While underpowered for evaluating intensified cardiovascular risk factor control, our findings suggest early intervention may slow LVDD progression. Importantly, our study lacked a randomised design or control group to best address therapeutic research questions. Up to now, few trials have investigated pharmacological intervention in patients with preclinical heart disease. Three trials recruiting patients with systolic dysfunction or elevated NT-proBNP succeeded in reducing mortality and HF development.22–24 On the other hand, in one imaging-guided trial focusing on patients with preclinical LVDD who were randomised to treatment with an ACE-inhibitor and beta-blocker, or standard care, no reduction in HF events was observed.25 This might be due to low adherence (43%) in this study, which recruited elderly individuals with risk factors for HF.25

Detection of HF

We used a standardised approach to detect HF, encompassing clinical examination, exercise echocardiography and NT-proBNP measurements.

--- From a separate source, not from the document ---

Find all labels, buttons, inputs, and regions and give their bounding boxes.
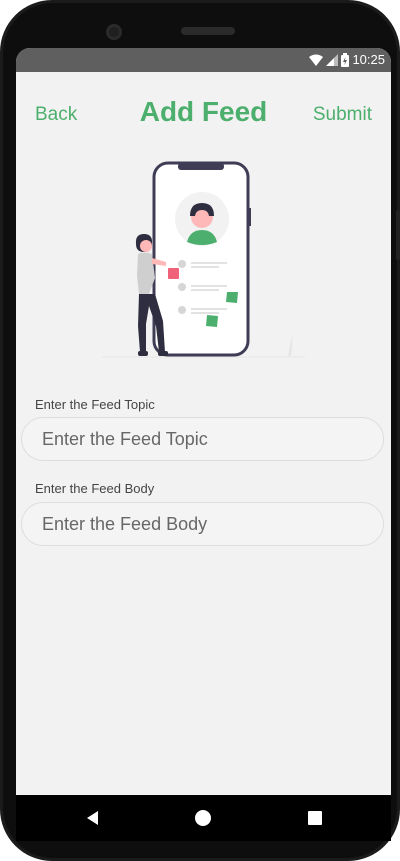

However, this extensive diagnostic approach may not be feasible for early detection of HF in the community. Previously, the STOP-HF,26 PONTIAC,24 Vic-ELF27 and RED-CVD28 studies applied stepped screening strategies involving questionnaires, natriuretic peptide measurements, electrocardiography and echocardiography. These strategies were successful in detecting HF patients, prompting further considerations regarding the optimal stage for (preventive) treatment.

Strengths and limitations

The strengths of our study include its novelty in terms of investigating sex-specific changes in biomarkers and functional and morphological markers of LVDD severity, employing a longitudinal design with repeated measures to minimise interindividual differences. Limitations include moderate sample size, resulting in insufficient power to draw conclusions about sex differences. Additionally, there is a risk of measurement bias, given measurement differences between institutes and single measurements of blood pressure, eGFR and NT-proBNP at baseline and follow-up. Furthermore, we are not able to compare newer echocardiographic parameters such as diastolic strain and ventricular untwisting rate, given insufficient frame rate at baseline since these echocardiograms were performed as part of routine clinical practice. Finally, the relatively low prevalence of comorbidities and the potential selection bias towards more healthy individuals may hinder the generalisability of our study.

Future perspectives

Future studies should evaluate early intervention with drugs like SGLT-2 inhibitors or GLP-1 receptor agonists in individuals with preclinical LVDD, which show promise in HFpEF patients and have renoprotective properties.29 Additionally, anti-inflammatory drugs and strategies slowing cardiovascular ageing (eg, exercise) warrant exploration. Finally, proteomic approaches may offer insight into the underlying mechanisms of LVDD progression and its sex-specific aspects,30 facilitating targeted intervention for both women and men.